Vaccines can be complex and may contain many species which span a large size range from antibodies, virus fragments such as proteins and nucleic acids, polysaccharide-protein complexes, up to large aggregates often over 100 nm in diameter. This means such samples are challenging to separate and characterize using column-based chromatography techniques. The new white paper explains and illustrates how AF4 techniques can help researchers in this field as it is a stationary-phase-free separation technique for characterization of polydisperse samples from about 1 nanometer to 1 micron in diameter. The AF4 technique has already been cited in a growing number of papers focusing on characterization of viruses and virus-like particles as well as antibodies, antigens, and their aggregates and agglomerates.
The white paper presents three applications using multi-detector AF4 and EAF4: Separation and characterization of Adeno-Associated Virus (AAV) monomers and their fragments or aggregates; The aggregation of two AAV serotypes after exposure to heat stress and the separation of monoclonal antibodies (mAb) and quantification of mAb aggregates.

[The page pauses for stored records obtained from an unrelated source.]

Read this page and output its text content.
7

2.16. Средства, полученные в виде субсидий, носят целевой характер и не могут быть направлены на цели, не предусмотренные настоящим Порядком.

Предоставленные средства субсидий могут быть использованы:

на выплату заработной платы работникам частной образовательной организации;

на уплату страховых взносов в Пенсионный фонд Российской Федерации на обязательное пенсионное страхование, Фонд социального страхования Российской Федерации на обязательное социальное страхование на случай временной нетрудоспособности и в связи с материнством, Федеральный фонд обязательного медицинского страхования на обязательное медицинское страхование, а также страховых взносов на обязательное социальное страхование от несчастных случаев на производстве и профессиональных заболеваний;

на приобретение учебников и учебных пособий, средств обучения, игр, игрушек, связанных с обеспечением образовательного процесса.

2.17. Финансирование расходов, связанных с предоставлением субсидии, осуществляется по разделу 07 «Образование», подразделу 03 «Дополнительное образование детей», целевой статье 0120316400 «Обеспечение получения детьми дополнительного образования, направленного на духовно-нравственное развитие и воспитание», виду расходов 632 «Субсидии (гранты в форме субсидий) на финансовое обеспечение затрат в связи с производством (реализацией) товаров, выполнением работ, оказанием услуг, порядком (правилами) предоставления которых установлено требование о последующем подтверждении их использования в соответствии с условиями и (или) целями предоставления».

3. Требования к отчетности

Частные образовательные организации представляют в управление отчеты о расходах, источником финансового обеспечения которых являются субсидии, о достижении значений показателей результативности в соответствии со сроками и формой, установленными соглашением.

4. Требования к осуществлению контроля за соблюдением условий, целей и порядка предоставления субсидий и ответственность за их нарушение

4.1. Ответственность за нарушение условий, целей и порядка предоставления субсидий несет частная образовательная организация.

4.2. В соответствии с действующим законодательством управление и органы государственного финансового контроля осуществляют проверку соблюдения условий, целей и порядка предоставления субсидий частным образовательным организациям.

The authors of this new white paper conclude that the open channel design of Postnova Analytics’ AF4 system has advantages over chromatographic techniques, as the absence of a stationary phase results in less sample loss due to interaction with, or filtration by, the column packing material. Further, from the data presented, it can be seen that AF4 can separate a wide range of sizes using a single method, from virus fragments less than 10 nm in radius, to large aggregates above 100 nm in radius. The powerful yet versatile AF4 technique can be equally applied to any or all the components in virus and vaccine research from small antibodies of only a few nm in size, up to large protein-polysaccharide complexes or virus particles and aggregates of well over 100 nm.